1960 war die Ernte der Spätkartoffeln eine Katastrophe.
Um gute Speisekartoffeln abliefern zu können, bauten
wir die Spätkartoffeln auf den guten Lehmböden in Bleesern an. Als
sie geerntet werden sollten, begann eine längere Regenperiode und wir wussten
bald nicht, wie wir bei den aufgeweichten lehmigen Wegen die Frauen zum Acker
und die Kartoffeln nach Hause bringen sollten.
Es war schrecklich.
Die Speisekartoffeln sortierten wir in der Scheune von
H. Kaul. Da uns damals noch keine Kipper (und Arbeitsschutzinspektor) zur Verfügung
standen, wurde beider Abladestelle ein Traktor stationiert. Mit einem auf die
Ackerschiene gestellten Holzstempel wurden die Hänger hydraulisch angekippt.

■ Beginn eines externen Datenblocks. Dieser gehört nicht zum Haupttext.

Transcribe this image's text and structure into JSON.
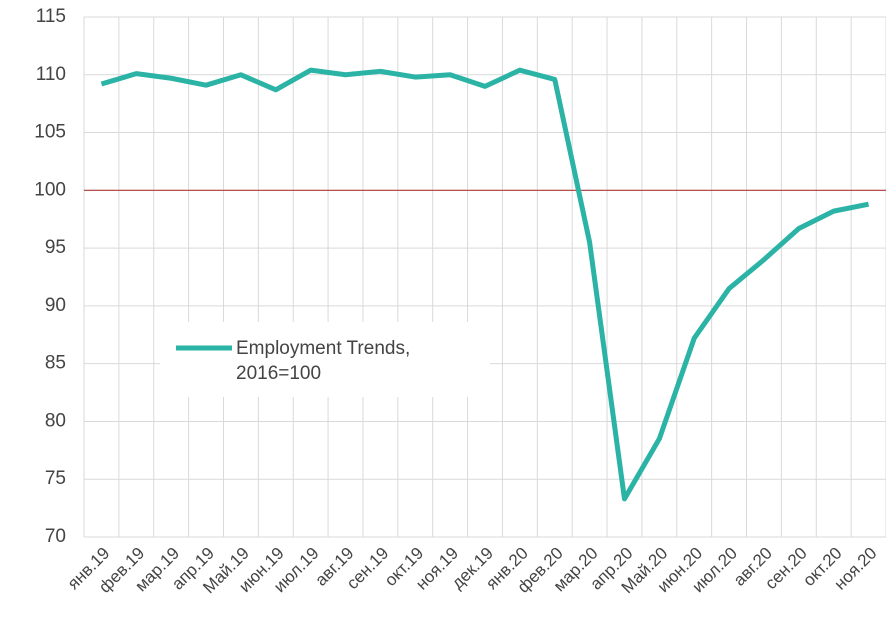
{
  "chart_data": {
    "type": "line",
    "categories": [
      "янв.19",
      "фев.19",
      "мар.19",
      "апр.19",
      "Май.19",
      "июн.19",
      "июл.19",
      "авг.19",
      "сен.19",
      "окт.19",
      "ноя.19",
      "дек.19",
      "янв.20",
      "фев.20",
      "мар.20",
      "апр.20",
      "Май.20",
      "июн.20",
      "июл.20",
      "авг.20",
      "сен.20",
      "окт.20",
      "ноя.20"
    ],
    "series": [
      {
        "name": "Employment Trends, 2016=100",
        "color": "#2bb3a6",
        "values": [
          109.2,
          110.1,
          109.7,
          109.1,
          110.0,
          108.7,
          110.4,
          110.0,
          110.3,
          109.8,
          110.0,
          109.0,
          110.4,
          109.6,
          95.5,
          73.3,
          78.5,
          87.2,
          91.5,
          94.0,
          96.7,
          98.2,
          98.8
        ]
      }
    ],
    "ylim": [
      70,
      115
    ],
    "yticks": [
      70,
      75,
      80,
      85,
      90,
      95,
      100,
      105,
      110,
      115
    ],
    "grid": true,
    "reference_line": 100,
    "reference_color": "#b03a3a",
    "legend": "center-left"
  }
}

Völliges Neuland für uns war die Mietenwirtschaft.
Während früher jeder Einzelbauer seine Kartoffel- und Rübenvorräte
zu Hause in Kellern gelagert hatte, mussten zentrale Mietenplätze angelegt
werden. Dazu wurden sehr große Strohmengen benötigt. Diese fehlten
uns nachher für die Einstreu der Tiere.
Wir klapperten Tischlereien und die Sägewerke in
der Dübener Heide ab und versuchten dort Hobel- und Sägespäne
zu holen.
Die Futterrüben mussten alle mit der Hand abgeschnitten
und ebenso mit Hand oder Gabel aufgeladen werden.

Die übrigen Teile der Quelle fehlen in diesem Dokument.